After lighting my candle for Granddaddy, I went to the back door to look out at the green growing things. All I know about the land and animals I learned from Jim Thompson, Sr. While the rest of the congregation sang the last verses, I just listened.
It occurred to me that I was hearing the song I want the ones I love to hear when I am remembered after I die. That is very appropriate for the day.
Book Story Two. Bible.
Specifically, 1 John 3:1-3. "See what love the Father has given us, that we should be called children of God; and that is what we are."
And that is what we are. My granddaddy was a loving man. He would allow me to give him a manicure on his gnarled arthritic fingers. I could brush his lush white hair and put a bow in it. He could run a farm and keep everyone fed. He never made me afraid. Jim Thompson, Sr. is the reason that I can hear the word Father in connection with God without throwing up. Jimmy Junior did not ever give me one minute of the calm, ordered presence that Jim Senior did. That, my friends, is the embodied presence of God in a work shirt.
Book Story Three. The Book of My Life.
People show up in the scenes of my life for a while. I have lived a long time and moved a lot, living all over the world. Marriage to a military man has made my book of life one of short chapters, with characters popping up for too brief appearances.
Liz and Jason, and now little Sarah Rose, are two of those people. They came here because Liz was stationed with the Air Force as a Psychiatrist at Wilford Hall at Lackland Air Force Base. Liz is a Christian. Jason is Jewish. Sarah Rose has the religion of preciousness, and I hope she learns more of that as her life's story progresses. Covenant is one of the places that the family lived out their respective faith traditions while here in San Antonio.
Liz has completed her active duty. They are moving to Virginia to work and grow in that place. It is a great move for them, but it means that they are no longer going to be available for cameo appearances in my life. I was sad about that today. We all were.
We sang the song we always sing for them, putting hands on their shoulders, standing very close.
Traveling Mercies --
...take bread for the journey and strength for the fight
comfort to sleep through the night
the wisdom to choose at the fork in the road
and a heart that knows the way home
And for the faithful, and for the weary, and for the hopeless, here is our prayer:
go in peace live in grace
trust in the arms that will hold you
go in peace live in grace
trust God’s love.
Book Four. A Thousand Wonders.
I am writing a book. It has become something more than just the words I use to create sentences and move plot. It is becoming one of those things that defines a life. I don't have enough time to work on it and keep up with my work for grad school. I manage to combine the two in a fiction writing workshop this semester.

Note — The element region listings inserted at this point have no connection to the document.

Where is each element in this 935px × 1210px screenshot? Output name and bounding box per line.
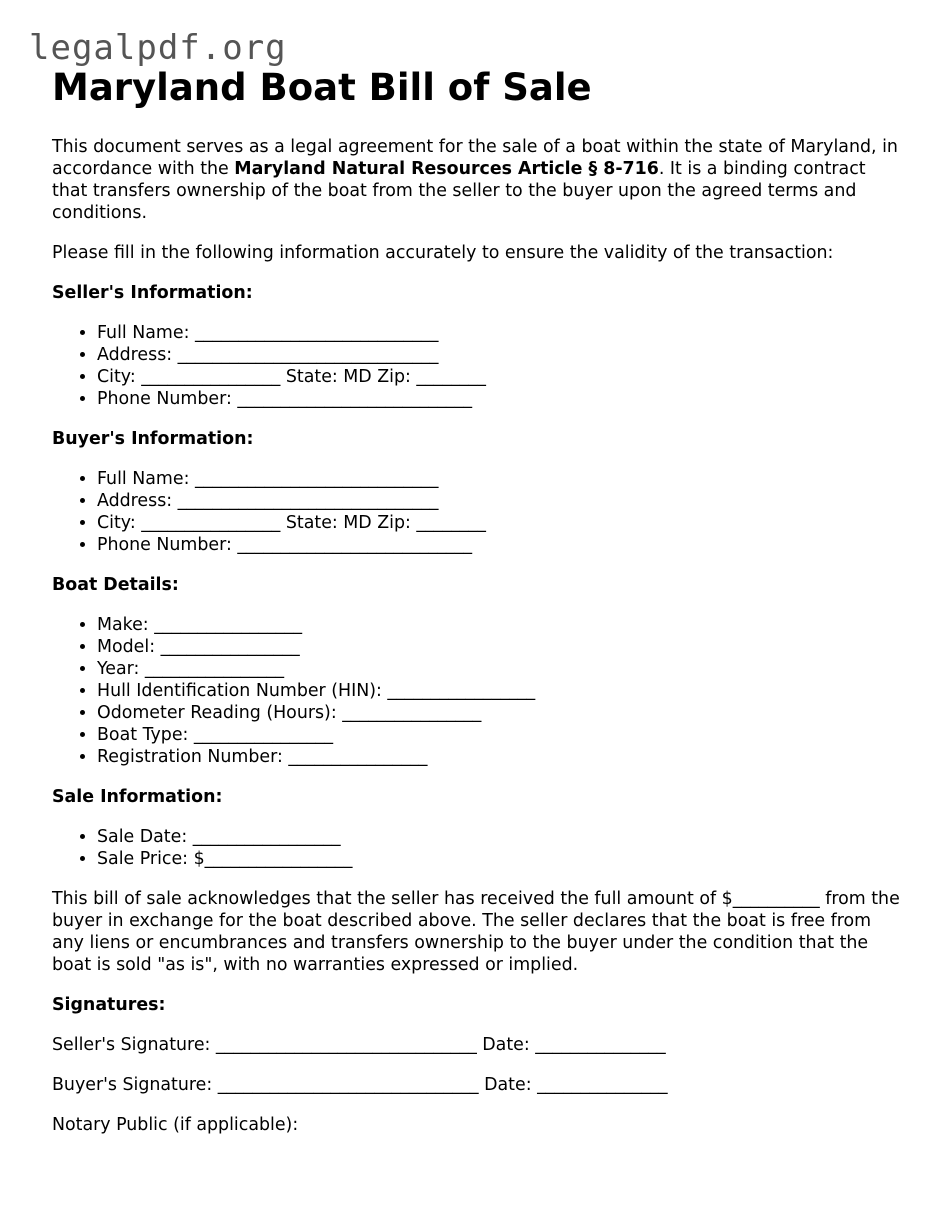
seller-address-field: • Address: ______________________________ <box>97 344 902 366</box>
boat-model-field: • Model: ________________ <box>97 636 902 658</box>
seller-info-list <box>52 322 902 410</box>
document-title: Maryland Boat Bill of Sale <box>52 66 592 109</box>
buyer-info-list <box>52 468 902 556</box>
buyer-city-state-zip-field: • City: ________________ State: MD Zip: ________ <box>97 512 902 534</box>
document-page <box>52 66 902 1136</box>
boat-odometer-field: • Odometer Reading (Hours): ________________ <box>97 702 902 724</box>
buyer-phone-field: • Phone Number: ___________________________ <box>97 534 902 556</box>
boat-type-field: • Boat Type: ________________ <box>97 724 902 746</box>
buyer-full-name-field: • Full Name: ____________________________ <box>97 468 902 490</box>
boat-section-heading: Boat Details: <box>52 575 179 595</box>
sale-info-list <box>52 826 902 870</box>
sale-section-heading: Sale Information: <box>52 787 223 807</box>
seller-phone-field: • Phone Number: ___________________________ <box>97 388 902 410</box>
acknowledgement-paragraph: This bill of sale acknowledges that the seller has received the full amount of $__________ from the buyer in exchange for the boat described above. The seller declares that the boat is free from any liens or encumbrances and transfers ownership to the buyer under the condition that the boat is sold "as is", with no warranties expressed or implied. <box>52 889 900 975</box>
boat-make-field: • Make: _________________ <box>97 614 902 636</box>
seller-section-heading: Seller's Information: <box>52 283 253 303</box>
site-watermark: legalpdf.org <box>29 28 287 68</box>
buyer-address-field: • Address: ______________________________ <box>97 490 902 512</box>
boat-hin-field: • Hull Identification Number (HIN): _________________ <box>97 680 902 702</box>
instructions-text: Please fill in the following information accurately to ensure the validity of the transaction: <box>52 243 834 263</box>
boat-registration-field: • Registration Number: ________________ <box>97 746 902 768</box>
seller-city-state-zip-field: • City: ________________ State: MD Zip: ________ <box>97 366 902 388</box>
sale-date-field: • Sale Date: _________________ <box>97 826 902 848</box>
intro-paragraph <box>52 136 902 224</box>
buyer-signature-line: Buyer's Signature: ______________________________ Date: _______________ <box>52 1075 668 1095</box>
seller-full-name-field: • Full Name: ____________________________ <box>97 322 902 344</box>
intro-text-2: . It is a binding contract that transfers ownership of the boat from the seller to the buyer upon the agreed terms and conditions. <box>52 159 866 223</box>
seller-signature-line: Seller's Signature: ______________________________ Date: _______________ <box>52 1035 666 1055</box>
notary-label: Notary Public (if applicable): <box>52 1115 299 1135</box>
buyer-section-heading: Buyer's Information: <box>52 429 254 449</box>
boat-year-field: • Year: ________________ <box>97 658 902 680</box>
statute-reference: Maryland Natural Resources Article § 8-716 <box>234 159 659 179</box>
signatures-section-heading: Signatures: <box>52 995 166 1015</box>
boat-details-list <box>52 614 902 768</box>
sale-price-field: • Sale Price: $_________________ <box>97 848 902 870</box>
intro-text-1: This document serves as a legal agreement for the sale of a boat within the state of Maryland, in accordance with the <box>52 137 898 179</box>
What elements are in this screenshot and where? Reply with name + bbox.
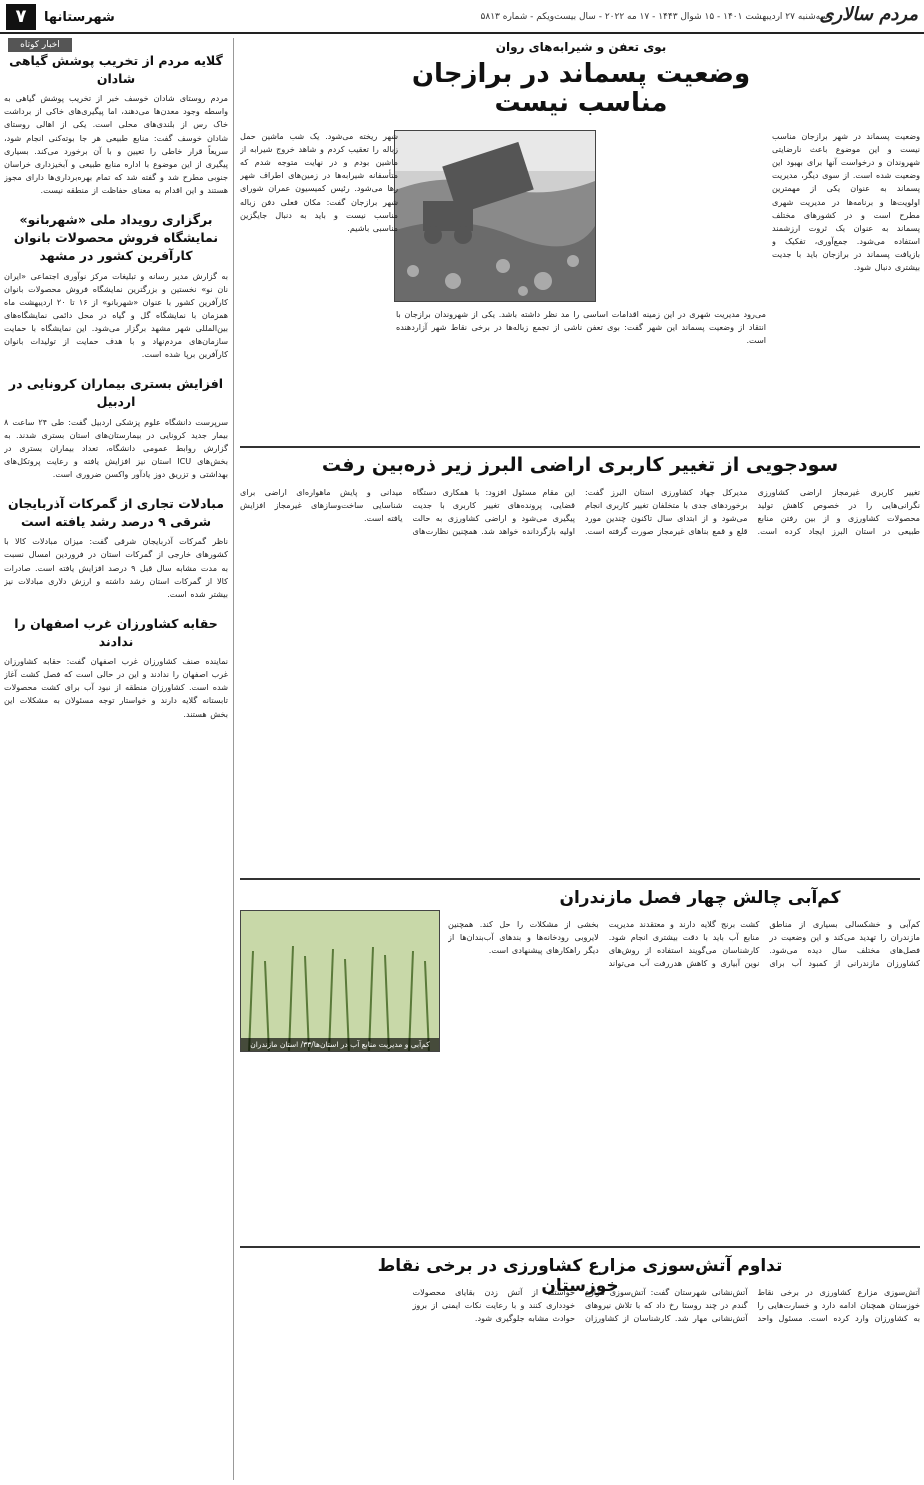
- article2-text: تغییر کاربری غیرمجاز اراضی کشاورزی نگرانی‌هایی را در خصوص کاهش تولید محصولات کشاورزی و از بین رفتن منابع طبیعی در استان البرز ایجاد کرده است. مدیرکل جهاد کشاورزی استان البرز گفت: برخوردهای جدی با متخلفان تغییر کاربری انجام می‌شود و از ابتدای سال تاکنون چندین مورد قلع و قمع بناهای غیرمجاز صورت گرفته است. این مقام مسئول افزود: با همکاری دستگاه قضایی، پرونده‌های تغییر کاربری با جدیت پیگیری می‌شود و اراضی کشاورزی به حالت اولیه بازگردانده خواهد شد. همچنین نظارت‌های میدانی و پایش ماهواره‌ای اراضی برای شناسایی ساخت‌وسازهای غیرمجاز افزایش یافته است.: [240, 487, 920, 537]
- newspaper-logo: مردم سالاری: [819, 4, 918, 25]
- article2-body: [240, 486, 920, 866]
- main-content: [240, 38, 920, 1480]
- lead-column-mid: [240, 130, 398, 302]
- news-body: به گزارش مدیر رسانه و تبلیغات مرکز نوآوری اجتماعی «ایران نان نو» نخستین و بزرگترین نمایشگاه فروش محصولات بانوان کارآفرین کشور با عنوان «شهربانو» از ۱۶ تا ۲۰ اردیبهشت ماه همزمان با نمایشگاه گل و گیاه در محل دائمی نمایشگاه‌های بین‌المللی شهر مشهد برگزار می‌شود. این نمایشگاه با حمایت سازمان‌های مردم‌نهاد و با هدف حمایت از تولیدات بانوان کارآفرین برپا شده است.: [4, 270, 228, 360]
- page-number: ۷: [6, 4, 36, 30]
- news-body: نماینده صنف کشاورزان غرب اصفهان گفت: حقابه کشاورزان غرب اصفهان را ندادند و این در حالی است که فصل کشت آغاز شده است. کشاورزان منطقه از نبود آب برای کشت محصولات تابستانه گلایه دارند و خواستار توجه مسئولان به مشکلات این بخش هستند.: [4, 656, 228, 719]
- lead-body-right: وضعیت پسماند در شهر برازجان مناسب نیست و این موضوع باعث نارضایتی شهروندان و درخواست آنها برای بهبود این وضعیت شده است. از سوی دیگر، مدیریت پسماند به عنوان یکی از مهمترین اولویت‌ها و برنامه‌ها در مدیریت شهری مطرح است و در کشورهای مختلف پسماند به عنوان یک ثروت ارزشمند استفاده می‌شود. جمع‌آوری، تفکیک و بازیافت پسماند در برازجان باید با جدیت بیشتری دنبال شود.: [772, 131, 920, 273]
- photo-caption: کم‌آبی و مدیریت منابع آب در استان‌ها/۳۳/ استان مازندران: [241, 1038, 439, 1051]
- landfill-illustration: [394, 131, 595, 302]
- news-item: [4, 615, 228, 721]
- landfill-photo: [394, 130, 596, 302]
- news-item: [4, 211, 228, 361]
- news-body: مردم روستای شادان خوسف خبر از تخریب پوشش گیاهی به واسطه وجود معدن‌ها می‌دهند، اما پیگیری‌های خاکی از برداشت خاک رس از بلندی‌های محلی است. یکی از اهالی روستای شادان خوسف گفت: منابع طبیعی هر جا بوته‌کنی انجام شود، سریعاً قرار خاطی را تعیین و با آن برخورد می‌کند. بسیاری پیگیری از این موضوع با اداره منابع طبیعی و آبخیزداری خراسان جنوبی مطرح شد و گفته شد که تمام بهره‌برداری‌ها دارای مجوز هستند و این اقدام به معنای حفاظت از منطقه نیست.: [4, 93, 228, 196]
- lead-column-bottom: [396, 308, 766, 428]
- news-item: [4, 495, 228, 601]
- article4-body: [240, 1286, 920, 1476]
- section-divider: [240, 446, 920, 448]
- news-title: گلایه مردم از تخریب پوشش گیاهی شادان: [9, 53, 223, 87]
- article4-headline: تداوم آتش‌سوزی مزارع کشاورزی در برخی نقاط خوزستان: [377, 1256, 783, 1296]
- lead-body-mid: شهر ریخته می‌شود. یک شب ماشین حمل زباله را تعقیب کردم و شاهد خروج شیرابه از ماشین بودم و در نهایت متوجه شدم که متأسفانه شیرابه‌ها در زمین‌های اطراف شهر رها می‌شود. رئیس کمیسیون عمران شورای شهر برازجان گفت: مکان فعلی دفن زباله مناسب نیست و باید به دنبال جایگزین مناسبی باشیم.: [240, 131, 398, 233]
- news-item: [4, 375, 228, 481]
- lead-column-right: [772, 130, 920, 480]
- masthead: [0, 0, 924, 34]
- section-divider: [240, 1246, 920, 1248]
- news-body: ناظر گمرکات آذربایجان شرقی گفت: میزان مبادلات کالا با کشورهای خارجی از گمرکات استان در فروردین امسال نسبت به مدت مشابه سال قبل ۹ درصد افزایش یافته است. صادرات کالا از گمرکات استان رشد داشته و ارزش دلاری مبادلات نیز بیشتر شده است.: [4, 536, 228, 599]
- sidebar-tag: اخبار کوتاه: [8, 38, 72, 52]
- article3-headline: کم‌آبی چالش چهار فصل مازندران: [559, 888, 841, 908]
- section-name: شهرستانها: [44, 10, 115, 25]
- section-divider: [240, 878, 920, 880]
- news-body: سرپرست دانشگاه علوم پزشکی اردبیل گفت: طی ۲۴ ساعت ۸ بیمار جدید کرونایی در بیمارستان‌های استان بستری شدند. به گزارش روابط عمومی دانشگاه، تعداد بیماران بستری در بخش‌های ICU استان نیز افزایش یافته و رعایت پروتکل‌های بهداشتی و تزریق دوز یادآور واکسن ضروری است.: [4, 416, 229, 479]
- news-title: حقابه کشاورزان غرب اصفهان را ندادند: [14, 615, 218, 649]
- crop-illustration: [240, 911, 439, 1052]
- lead-headline: وضعیت پسماند در برازجان مناسب نیست: [411, 59, 751, 118]
- article2-headline: سودجویی از تغییر کاربری اراضی البرز زیر ذره‌بین رفت: [321, 454, 839, 476]
- news-title: مبادلات تجاری از گمرکات آذربایجان شرقی ۹ درصد رشد یافته است: [7, 496, 225, 530]
- lead-kicker: بوی تعفن و شیرابه‌های روان: [495, 40, 667, 54]
- news-title: افزایش بستری بیماران کرونایی در اردبیل: [8, 376, 224, 410]
- article3-text: کم‌آبی و خشکسالی بسیاری از مناطق مازندران را تهدید می‌کند و این وضعیت در فصل‌های مختلف سال دیده می‌شود. کشاورزان مازندرانی از کمبود آب برای کشت برنج گلایه دارند و معتقدند مدیریت منابع آب باید با دقت بیشتری انجام شود. کارشناسان می‌گویند استفاده از روش‌های نوین آبیاری و کاهش هدررفت آب می‌تواند بخشی از مشکلات را حل کند. همچنین لایروبی رودخانه‌ها و بندهای آب‌بندان‌ها از دیگر راهکارهای پیشنهادی است.: [448, 919, 920, 969]
- issue-line: سه‌شنبه ۲۷ اردیبهشت ۱۴۰۱ - ۱۵ شوال ۱۴۴۳ - ۱۷ مه ۲۰۲۲ - سال بیست‌ویکم - شماره ۵۸۱۳: [480, 12, 828, 22]
- news-title: برگزاری رویداد ملی «شهربانو» نمایشگاه فروش محصولات بانوان کارآفرین کشور در مشهد: [13, 212, 219, 264]
- sidebar-news: [4, 38, 234, 1480]
- lead-body-bottom: می‌رود مدیریت شهری در این زمینه اقدامات اساسی را مد نظر داشته باشد. یکی از شهروندان برازجان با انتقاد از وضعیت پسماند این شهر گفت: بوی تعفن ناشی از تجمع زباله‌ها در برخی نقاط شهر آزاردهنده است.: [396, 309, 766, 346]
- article4-text: آتش‌سوزی مزارع کشاورزی در برخی نقاط خوزستان همچنان ادامه دارد و خسارت‌هایی را به کشاورزان وارد کرده است. مسئول واحد آتش‌نشانی شهرستان گفت: آتش‌سوزی مزارع گندم در چند روستا رخ داد که با تلاش نیروهای آتش‌نشانی مهار شد. کارشناسان از کشاورزان خواستند از آتش زدن بقایای محصولات خودداری کنند و با رعایت نکات ایمنی از بروز حوادث مشابه جلوگیری شود.: [412, 1287, 920, 1324]
- article3-body: [448, 918, 920, 1238]
- crop-field-photo: [240, 910, 440, 1052]
- news-item: [4, 52, 228, 197]
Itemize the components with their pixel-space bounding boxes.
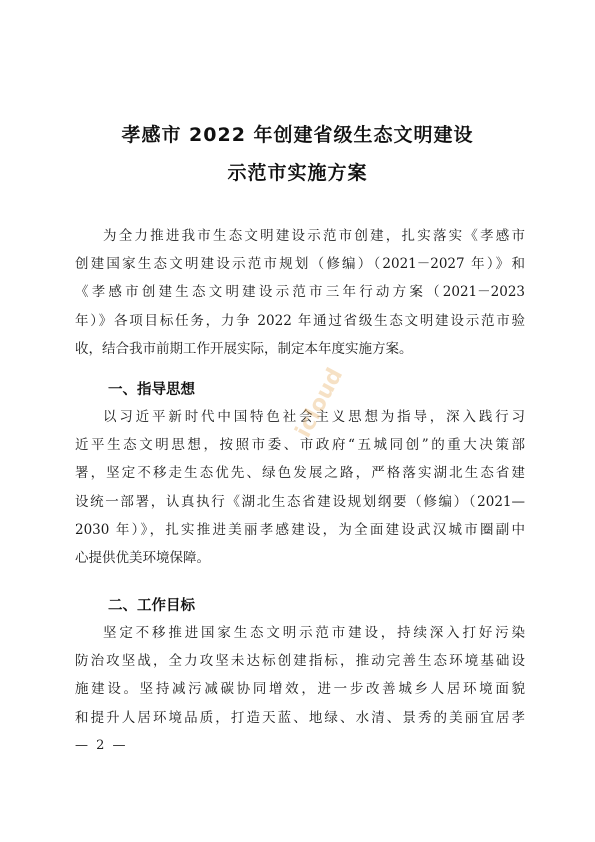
section-heading-work-goals: 二、工作目标 [108,598,195,614]
paragraph-line: 和提升人居环境品质，打造天蓝、地绿、水清、景秀的美丽宜居孝 [75,709,525,726]
paragraph-line: 心提供优美环境保障。 [75,550,210,567]
section-heading-guiding-ideology: 一、指导思想 [108,382,195,398]
section1-paragraph [75,403,525,572]
paragraph-line: 为全力推进我市生态文明建设示范市创建，扎实落实《孝感市 [103,228,525,244]
paragraph-line: 近平生态文明思想，按照市委、市政府“五城同创”的重大决策部 [75,437,525,454]
paragraph-line: 《孝感市创建生态文明建设示范市三年行动方案（2021－2023 [75,284,525,301]
paragraph-line: 以习近平新时代中国特色社会主义思想为指导，深入践行习 [103,409,525,425]
page-number: — 2 — [75,738,128,753]
paragraph-line: 创建国家生态文明建设示范市规划（修编）（2021－2027 年）》和 [75,256,525,273]
paragraph-line: 年）》各项目标任务，力争 2022 年通过省级生态文明建设示范市验 [75,312,525,329]
paragraph-line: 收，结合我市前期工作开展实际，制定本年度实施方案。 [75,340,413,357]
document-title-line1: 孝感市 2022 年创建省级生态文明建设 [121,124,474,146]
paragraph-line: 设统一部署，认真执行《湖北生态省建设规划纲要（修编）（2021— [75,493,525,510]
watermark-text: icloud [291,364,349,442]
intro-paragraph [75,222,525,363]
document-title-line2: 示范市实施方案 [227,162,368,184]
paragraph-line: 坚定不移推进国家生态文明示范市建设，持续深入打好污染 [103,625,525,641]
paragraph-line: 署，坚定不移走生态优先、绿色发展之路，严格落实湖北生态省建 [75,465,525,482]
paragraph-line: 2030 年）》，扎实推进美丽孝感建设，为全面建设武汉城市圈副中 [75,521,525,538]
paragraph-line: 防治攻坚战，全力攻坚未达标创建指标，推动完善生态环境基础设 [75,653,525,670]
paragraph-line: 施建设。坚持减污减碳协同增效，进一步改善城乡人居环境面貌 [75,681,525,698]
section2-paragraph [75,619,525,732]
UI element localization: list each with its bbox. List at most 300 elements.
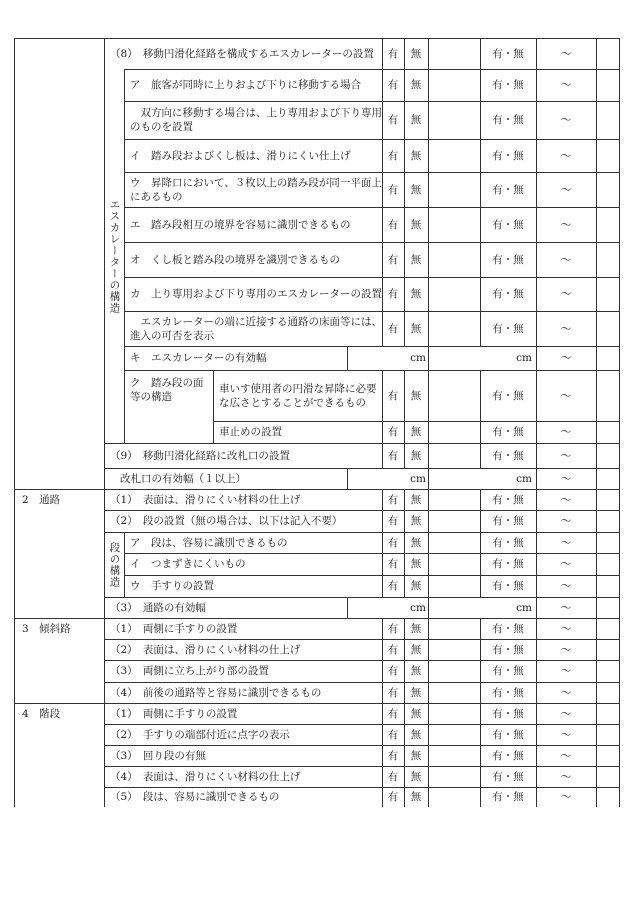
column-rule xyxy=(480,101,481,139)
column-rule xyxy=(428,370,429,421)
no-mark: 無 xyxy=(410,770,422,783)
column-rule xyxy=(480,277,481,311)
row-rule xyxy=(124,101,619,102)
column-rule xyxy=(382,532,383,553)
column-rule xyxy=(596,745,597,766)
column-rule xyxy=(596,207,597,242)
yes-mark: 有 xyxy=(387,389,399,402)
column-rule xyxy=(536,660,537,682)
range-mark: ～ xyxy=(560,322,572,335)
column-rule xyxy=(404,724,405,745)
row-rule xyxy=(104,532,619,533)
step-group-rule xyxy=(124,532,125,597)
column-rule xyxy=(382,277,383,311)
column-rule xyxy=(480,660,481,682)
column-rule xyxy=(382,553,383,575)
column-rule xyxy=(596,532,597,553)
range-mark: ～ xyxy=(560,770,572,783)
section-label: 2 通路 xyxy=(22,493,61,506)
row-rule xyxy=(124,207,619,208)
column-rule xyxy=(596,443,597,468)
column-rule xyxy=(536,443,537,468)
range-mark: ～ xyxy=(560,749,572,762)
yes-mark: 有 xyxy=(387,536,399,549)
item-text: ア 旅客が同時に上りおよび下りに移動する場合 xyxy=(130,79,361,91)
no-mark: 無 xyxy=(410,114,422,126)
item-text: （3） 回り段の有無 xyxy=(110,749,206,762)
range-mark: ～ xyxy=(560,449,572,462)
range-mark: ～ xyxy=(560,218,572,231)
range-mark: ～ xyxy=(560,791,572,803)
item-text: （9） 移動円滑化経路に改札口の設置 xyxy=(110,449,290,462)
yes-mark: 有 xyxy=(387,322,399,335)
column-rule xyxy=(404,639,405,660)
column-rule xyxy=(536,766,537,787)
item-text: （2） 段の設置（無の場合は、以下は記入不要） xyxy=(110,515,343,527)
column-rule xyxy=(428,618,429,639)
range-mark: ～ xyxy=(560,665,572,677)
column-rule xyxy=(596,172,597,207)
column-rule xyxy=(536,532,537,553)
column-rule xyxy=(382,510,383,532)
range-mark: ～ xyxy=(560,253,572,266)
yes-mark: 有 xyxy=(387,426,399,438)
yes-mark: 有 xyxy=(387,218,399,231)
yes-no-mark: 有・無 xyxy=(492,47,524,60)
range-mark: ～ xyxy=(560,728,572,741)
column-rule xyxy=(428,724,429,745)
yes-no-mark: 有・無 xyxy=(492,707,524,720)
yes-no-mark: 有・無 xyxy=(492,79,524,91)
yes-no-mark: 有・無 xyxy=(492,665,524,677)
column-rule xyxy=(404,553,405,575)
yes-mark: 有 xyxy=(387,114,399,126)
item-text: （3） 通路の有効幅 xyxy=(110,601,206,614)
column-rule xyxy=(382,787,383,807)
escalator-structure-label xyxy=(104,69,124,443)
no-mark: 無 xyxy=(410,728,422,741)
column-rule xyxy=(596,346,597,370)
column-rule xyxy=(536,172,537,207)
column-rule xyxy=(382,618,383,639)
item-text: カ 上り専用および下り専用のエスカレーターの設置 xyxy=(130,288,382,300)
column-rule xyxy=(596,787,597,807)
row-rule xyxy=(124,69,619,70)
yes-no-mark: 有・無 xyxy=(492,389,524,402)
column-rule xyxy=(596,766,597,787)
item-text: イ つまずきにくいもの xyxy=(130,558,246,570)
item-text: エ 踏み段相互の境界を容易に識別できるもの xyxy=(130,218,351,231)
column-rule xyxy=(382,139,383,172)
column-rule xyxy=(480,639,481,660)
yes-no-mark: 有・無 xyxy=(492,426,524,438)
column-rule xyxy=(404,766,405,787)
no-mark: 無 xyxy=(410,218,422,231)
row-rule xyxy=(104,510,619,511)
column-rule xyxy=(428,553,429,575)
yes-mark: 有 xyxy=(387,253,399,266)
column-rule xyxy=(596,468,597,489)
column-rule xyxy=(382,745,383,766)
column-rule xyxy=(480,370,481,421)
column-rule xyxy=(428,277,429,311)
row-rule xyxy=(104,724,619,725)
item-text: イ 踏み段およびくし板は、滑りにくい仕上げ xyxy=(130,149,351,162)
column-rule xyxy=(404,489,405,510)
no-mark: 無 xyxy=(410,253,422,266)
column-rule xyxy=(382,172,383,207)
yes-mark: 有 xyxy=(387,665,399,677)
yes-no-mark: 有・無 xyxy=(492,183,524,196)
yes-no-mark: 有・無 xyxy=(492,622,524,635)
column-rule xyxy=(382,489,383,510)
column-rule xyxy=(596,38,597,69)
yes-mark: 有 xyxy=(387,707,399,720)
yes-no-mark: 有・無 xyxy=(492,493,524,506)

I am learning things from myself as I write the stories that make up the larger work. It is doing things for me that I am grateful to experience. I want to write in support of this work all the time.
You might wonder why I am writing about four books for a blog meme when I have papers to write and the book is calling me.
I wonder too. My only answer is that I promised I would do this every week. I have already fallen one week behind once in the ten assignments. I don't often miss a deadline. Hardly ever. And I find something in this writing too. It has opened me up to write publicly since 2007. It is part of the way I spend my life.
This is my Sunday. Remembering Saints. Singing songs for my own funeral. Saying farewell. Writing. Always writing.